Facebook is donating £4.5m to fund 80 new community journalists who will be trained up by the National Council for the Training of Journalists and sent into local and regional newsrooms.
The Community News Project is a global first for the social media giant. It will recruit trainee journalists, paying them a wage and covering their expenses and training over a two-year period.
The scheme has a particular focus on recruiting reporters from diverse backgrounds – although no quotas will be set – and beefing up coverage of areas affected by local newspaper cuts and closures.
Facebook has partnered with regional publishers Reach (formerly Trinity Mirror), Newsquest, Archant, JPI Media (formerly Johnston Press), and the Midlands News Association who will hold the contracts for recruits.
The money will be shared out by the NCTJ, who said it would be ring-fenced for this purpose, and likened it to its existing Journalism Diversity Fund.
There is no guarantee of a job at the end for recruits, but publishers said they will not look to “close the door” on someone they have invested in.
The average wage for a trainee journalist in the UK is about £17,500.
NCTJ chief executive Joanne Butcher said: “The goal here is to encourage more reporting from towns and villages who may have lost their local paper or beat reporters to ensure these communities benefit from high-quality journalism.”
She added the focus was on “funding trainees from a range of different backgrounds to reflect the diversity of the local communities they are working in”.
The community journalists must be taken on in addition to the existing newsroom workforce and not replace existing roles.
Recruiting looks set to begin in January next year, with the scheme to be promoted in schools. Journalists with existing pre-entry qualifications can apply as well as those with little to no training.
Once on the scheme, they will work towards taking the National Qualification in Journalism, also known as the “senior exams”, with training on video and social media part of the package.
At a roundtable discussion at Facebook’s offices in Euston Square this morning, Archant content director Laura Adams said the initiative “aligns with our core objective, which is to engage with our communities, be reflective of them and have our reporters on the ground to be able to do that job effectively”.
She said diversity was “very important” to Archant, adding: “We are conscious that we want journalism to be seen as a viable career for anybody, no matter what their background and we are committed to this.”
Reach’s head of audience and engagement, Karyn Fleeting, echoed the call for greater diversity in newsrooms. She said a community journalist, as far as Reach was concerned, was “a really good local or regional reporter”.

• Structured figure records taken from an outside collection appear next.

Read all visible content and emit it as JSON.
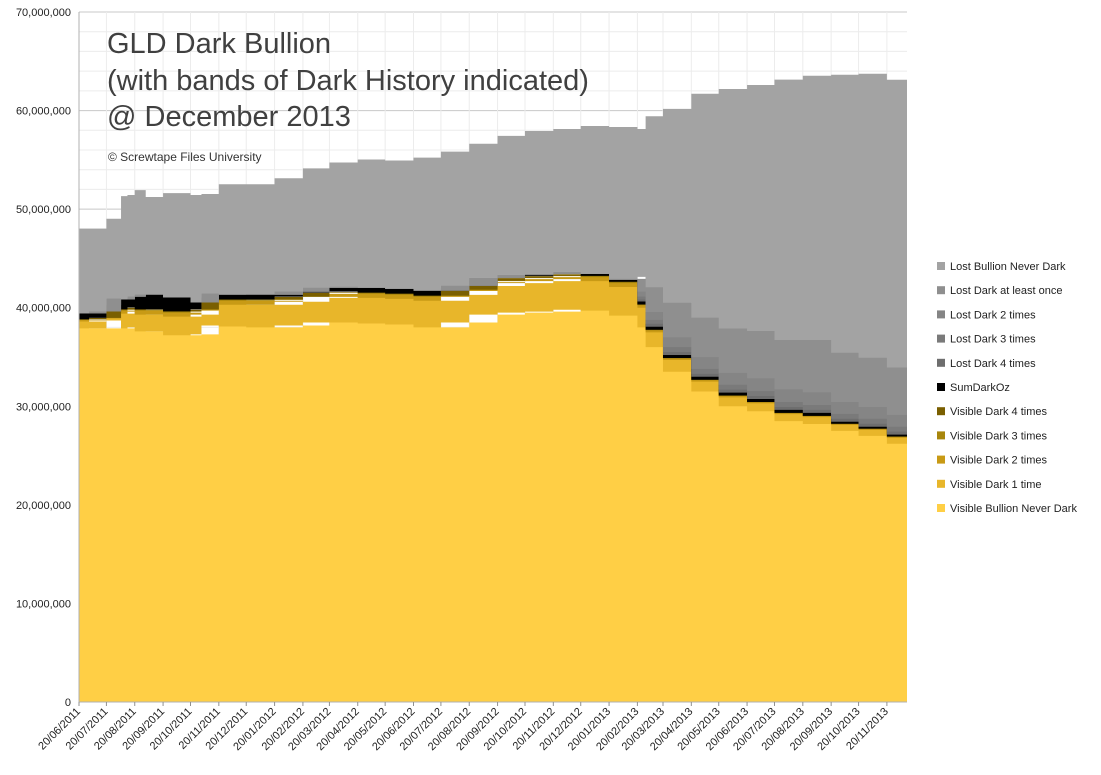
{
  "chart_data": {
    "type": "area",
    "stacked": true,
    "title_lines": [
      "GLD Dark Bullion",
      "(with bands of Dark History indicated)",
      "@ December 2013"
    ],
    "subtitle": "© Screwtape Files University",
    "xlabel": "",
    "ylabel": "",
    "ylim": [
      0,
      70000000
    ],
    "y_ticks": [
      0,
      10000000,
      20000000,
      30000000,
      40000000,
      50000000,
      60000000,
      70000000
    ],
    "y_tick_labels": [
      "0",
      "10,000,000",
      "20,000,000",
      "30,000,000",
      "40,000,000",
      "50,000,000",
      "60,000,000",
      "70,000,000"
    ],
    "grid": true,
    "legend_position": "right",
    "x_tick_labels": [
      "20/06/2011",
      "20/07/2011",
      "20/08/2011",
      "20/09/2011",
      "20/10/2011",
      "20/11/2011",
      "20/12/2011",
      "20/01/2012",
      "20/02/2012",
      "20/03/2012",
      "20/04/2012",
      "20/05/2012",
      "20/06/2012",
      "20/07/2012",
      "20/08/2012",
      "20/09/2012",
      "20/10/2012",
      "20/11/2012",
      "20/12/2012",
      "20/01/2013",
      "20/02/2013",
      "20/03/2013",
      "20/04/2013",
      "20/05/2013",
      "20/06/2013",
      "20/07/2013",
      "20/08/2013",
      "20/09/2013",
      "20/10/2013",
      "20/11/2013"
    ],
    "x": [
      "20/06/2011",
      "01/07/2011",
      "20/07/2011",
      "05/08/2011",
      "12/08/2011",
      "20/08/2011",
      "01/09/2011",
      "20/09/2011",
      "20/10/2011",
      "01/11/2011",
      "20/11/2011",
      "20/12/2011",
      "20/01/2012",
      "20/02/2012",
      "20/03/2012",
      "20/04/2012",
      "20/05/2012",
      "20/06/2012",
      "20/07/2012",
      "20/08/2012",
      "20/09/2012",
      "20/10/2012",
      "20/11/2012",
      "20/12/2012",
      "20/01/2013",
      "20/02/2013",
      "01/03/2013",
      "20/03/2013",
      "20/04/2013",
      "20/05/2013",
      "20/06/2013",
      "20/07/2013",
      "20/08/2013",
      "20/09/2013",
      "20/10/2013",
      "20/11/2013",
      "12/12/2013"
    ],
    "series": [
      {
        "name": "Visible Bullion Never Dark",
        "color": "#FFCF45",
        "values": [
          38000000,
          37900000,
          37900000,
          39000000,
          37900000,
          38000000,
          37600000,
          37600000,
          37200000,
          37300000,
          38200000,
          38100000,
          38000000,
          38200000,
          38500000,
          38500000,
          38400000,
          38300000,
          38000000,
          38500000,
          39300000,
          39500000,
          39600000,
          39800000,
          39700000,
          39200000,
          38000000,
          36000000,
          33500000,
          31500000,
          30000000,
          29500000,
          28500000,
          28200000,
          27500000,
          27000000,
          26200000
        ]
      },
      {
        "name": "Visible Dark 1 time",
        "color": "#E8B62A",
        "values": [
          700000,
          700000,
          800000,
          1000000,
          1500000,
          1600000,
          1700000,
          1700000,
          1900000,
          2000000,
          2200000,
          2200000,
          2300000,
          2400000,
          2500000,
          2600000,
          2600000,
          2600000,
          2700000,
          2800000,
          2900000,
          3000000,
          3100000,
          3100000,
          3000000,
          2900000,
          2000000,
          1500000,
          1200000,
          1000000,
          900000,
          800000,
          700000,
          700000,
          600000,
          600000,
          600000
        ]
      },
      {
        "name": "Visible Dark 2 times",
        "color": "#C89A15",
        "values": [
          150000,
          150000,
          200000,
          200000,
          300000,
          300000,
          400000,
          400000,
          400000,
          400000,
          400000,
          400000,
          400000,
          400000,
          400000,
          400000,
          400000,
          400000,
          400000,
          400000,
          400000,
          400000,
          400000,
          400000,
          400000,
          400000,
          250000,
          200000,
          150000,
          150000,
          150000,
          100000,
          100000,
          100000,
          100000,
          100000,
          100000
        ]
      },
      {
        "name": "Visible Dark 3 times",
        "color": "#A8860C",
        "values": [
          50000,
          50000,
          50000,
          50000,
          100000,
          100000,
          100000,
          100000,
          100000,
          100000,
          100000,
          100000,
          100000,
          100000,
          100000,
          100000,
          100000,
          100000,
          100000,
          100000,
          100000,
          100000,
          100000,
          100000,
          100000,
          100000,
          60000,
          50000,
          40000,
          30000,
          30000,
          30000,
          20000,
          20000,
          20000,
          20000,
          20000
        ]
      },
      {
        "name": "Visible Dark 4 times",
        "color": "#7A5F00",
        "values": [
          20000,
          20000,
          20000,
          20000,
          30000,
          30000,
          30000,
          30000,
          30000,
          30000,
          30000,
          30000,
          30000,
          30000,
          30000,
          30000,
          30000,
          30000,
          30000,
          30000,
          30000,
          30000,
          30000,
          30000,
          30000,
          30000,
          20000,
          20000,
          10000,
          10000,
          10000,
          10000,
          10000,
          10000,
          10000,
          10000,
          10000
        ]
      },
      {
        "name": "SumDarkOz",
        "color": "#000000",
        "values": [
          600000,
          600000,
          650000,
          650000,
          1000000,
          1100000,
          1500000,
          1500000,
          1400000,
          700000,
          500000,
          500000,
          500000,
          500000,
          500000,
          500000,
          500000,
          500000,
          500000,
          400000,
          300000,
          300000,
          200000,
          200000,
          200000,
          200000,
          300000,
          300000,
          300000,
          300000,
          300000,
          300000,
          300000,
          300000,
          200000,
          200000,
          200000
        ]
      },
      {
        "name": "Lost Dark 4 times",
        "color": "#6E6E6E",
        "values": [
          0,
          0,
          0,
          0,
          0,
          0,
          0,
          0,
          0,
          0,
          0,
          0,
          0,
          0,
          0,
          0,
          0,
          0,
          0,
          0,
          0,
          0,
          0,
          0,
          0,
          0,
          200000,
          300000,
          300000,
          300000,
          300000,
          300000,
          300000,
          300000,
          300000,
          300000,
          300000
        ]
      },
      {
        "name": "Lost Dark 3 times",
        "color": "#7A7A7A",
        "values": [
          0,
          0,
          0,
          0,
          0,
          0,
          0,
          0,
          0,
          0,
          0,
          0,
          0,
          0,
          0,
          0,
          0,
          0,
          0,
          0,
          0,
          0,
          0,
          0,
          0,
          0,
          300000,
          400000,
          500000,
          500000,
          500000,
          500000,
          500000,
          500000,
          500000,
          500000,
          500000
        ]
      },
      {
        "name": "Lost Dark 2 times",
        "color": "#858585",
        "values": [
          0,
          0,
          0,
          0,
          0,
          0,
          0,
          0,
          0,
          0,
          0,
          0,
          0,
          0,
          0,
          0,
          0,
          0,
          0,
          0,
          0,
          0,
          0,
          0,
          0,
          0,
          500000,
          800000,
          1000000,
          1200000,
          1200000,
          1300000,
          1300000,
          1300000,
          1200000,
          1200000,
          1200000
        ]
      },
      {
        "name": "Lost Dark at least once",
        "color": "#8F8F8F",
        "values": [
          0,
          0,
          0,
          0,
          0,
          0,
          0,
          0,
          0,
          0,
          0,
          0,
          0,
          0,
          0,
          0,
          0,
          0,
          0,
          0,
          0,
          0,
          0,
          0,
          0,
          100000,
          1500000,
          2500000,
          3500000,
          4000000,
          4500000,
          4800000,
          5000000,
          5300000,
          5000000,
          5000000,
          4800000
        ]
      },
      {
        "name": "Lost Bullion Never Dark",
        "color": "#A3A3A3",
        "values": [
          8500000,
          8600000,
          9400000,
          10400000,
          10600000,
          10800000,
          9900000,
          10300000,
          10400000,
          11000000,
          11100000,
          11200000,
          11800000,
          12500000,
          12700000,
          12900000,
          12900000,
          13300000,
          14100000,
          14400000,
          14400000,
          14600000,
          14700000,
          14800000,
          14900000,
          15200000,
          16300000,
          18100000,
          21200000,
          23200000,
          24700000,
          25500000,
          26800000,
          26900000,
          28300000,
          28200000,
          27800000
        ]
      }
    ]
  }
}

Facebook rejected a claim that it was now directly funding journalism, saying the fund was a charitable donation to the NCTJ. Sian Cox-Brooker, partnerships manager for news at Facebook, said: “As we see it, the NCTJ and the publishers are in control. We have no control.”
Facebook’s scheme will sit alongside the BBC’s Local News Partnership, which has provided some 140 local democracy reporters to newsrooms across the UK.
Nick Wrenn, Facebook’s head of news partnerships for Europe, said collaboration with the news industry was the “best way forward” for the social network.
While Google has been offering $150m to fund journalistic innovation through its Digital News Initiative over the past two to three years, this is the first time Facebook has pledged cash to support the UK news industry.
Wrenn explained that it had taken time for Facebook to build a team of specialists that could “get its arms around” the issues faced by the UK media. He said Facebook had approached publishers with the idea.
Today’s funding announcement comes amid the backdrop of the Government’s Cairncross Review into a sustainable future for high-quality news journalism in the digital age.
The review was prompted by the ongoing difficulties facing newspaper publishers as print circulations continue to fall while the lion’s share of digital advertising money goes to the Duopoly.
Facebook revenues grew 43 per cent to more than $40bn in 2017 – the vast majority of this comes from advertising.
Since April last year, Press Gazette has been calling on Facebook and Google – known collectively as the Duopoly – to pay more back to news publishers on whose content it relies.
Wrenn said Facebook was “looking at what different sustainable models look like” for the news industry and “seeing if there are ways of working more smartly with newsrooms and not just technology”.
But, he added: “There isn’t one golden key. I think the solutions are going to be more diverse, depending on the different business model and newsroom.”
Butcher said the NCTJ had had a “positive” experience working with Facebook, adding: “The view I have is that Facebook is sincere that this scheme will lead to the creation of more timely, relevant local news.”
Adams said there had been a dip in Facebook traffic at Archant since Facebook changed its algorithm to prioritise people and families over media and businesses.
When asked if publishers would rather have Facebook increase the payout to publishers through its existing platforms, Adams said the Community News Project was “what’s on the table”.
“This is positive for us because it fits directly with our content strategy,” she said.
Facebook will look at whether the scheme has “made a difference to local communities” and resulted in “more stories being covered” in deciding if it has been a success after two years.
It may try out the scheme elsewhere if it goes well, with Wrenn saying it wasn’t about “writing a cheque and walking away”.